À midi, je veux prendre le train de Paris : tout est plein, et ce n’est qu’à grand’peine que j’y trouve une place. J’y étais bien installé, quand une jeune et jolie femme vient la réclamer. Je la lui rends, et je ne savais plus où me mettre, lorsqu’un voyageur descendit du wagon, et je me trouvai à côté de la dame. En face de moi étaient un aspirant de marine et quelques individus insignifiants ou somnolents.

Les environs de Dijon, de ce côté, offrent peu de maisons de plaisance et d’usines, mais les champs sont bien cultivés, et les vignobles, où l’on aperçoit des pêchers, sont nombreux.

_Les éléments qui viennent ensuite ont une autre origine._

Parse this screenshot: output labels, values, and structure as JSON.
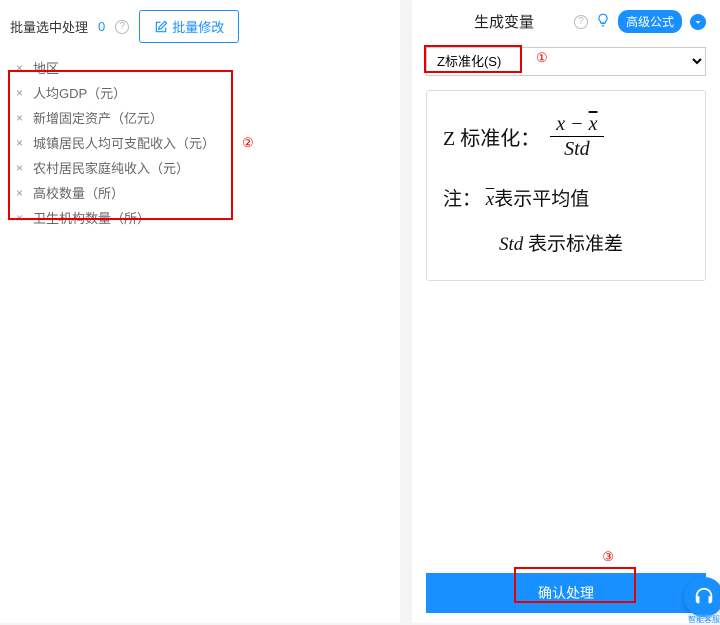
{
  "left": {
    "header_label": "批量选中处理",
    "count": "0",
    "batch_edit_label": "批量修改",
    "variables": [
      "地区",
      "人均GDP（元）",
      "新增固定资产（亿元）",
      "城镇居民人均可支配收入（元）",
      "农村居民家庭纯收入（元）",
      "高校数量（所）",
      "卫生机构数量（所）"
    ]
  },
  "right": {
    "title": "生成变量",
    "adv_formula_label": "高级公式",
    "method_selected": "Z标准化(S)",
    "formula": {
      "prefix": "Z 标准化：",
      "numer": "x − x̄",
      "denom": "Std",
      "note_prefix": "注：",
      "note_xbar": "x",
      "note_xbar_tail": "表示平均值",
      "note_std_head": "Std",
      "note_std_tail": " 表示标准差"
    },
    "confirm_label": "确认处理"
  },
  "annotations": {
    "one": "①",
    "two": "②",
    "three": "③"
  },
  "float_service_label": "智能客服"
}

Je remarquais que ma gentille voisine, chaque fois qu’un employé venait à la portière, s’efforçait de cacher quelque chose, mais je ne pouvais deviner quoi. Bientôt je vis que ce quelque chose remuait : était-ce un enfant ? Alors il devait être bien petit. Cependant cela m’intriguait. Elle s’en aperçut, releva son châle, et aussitôt deux yeux noirs, brillant comme des escarboucles, se fixent sur les miens pour savoir si je suis ami ou ennemi : or, ils ne s’y trompèrent pas, et je vis à l’extrémité opposée quelque chose s’agiter : c’était une queue blanche et soyeuse, attachée à la croupe du plus joli animal qu’on pût voir. Alors la jeune femme me dit que c’était une chienne de la Havane qui ne la quittait jamais, mais qu’elle n’osait laisser voir aux employés qui, pour obéir au règlement, enverraient la bête au compartiment des quadrupèdes où elle avait aperçu des gueules capables d’avaler d’un seul coup la pauvre petite havanaise que j’aidai à cacher durant le reste de la route. Elle s’y prêtait de son mieux : reconnaissant bien les uniformes des employés, dès qu’il en venait un à la portière, elle disparaissait dans les plis de la crinoline et ne bougeait plus. Une fois elle lui montra les dents, mais quand il eut le dos tourné.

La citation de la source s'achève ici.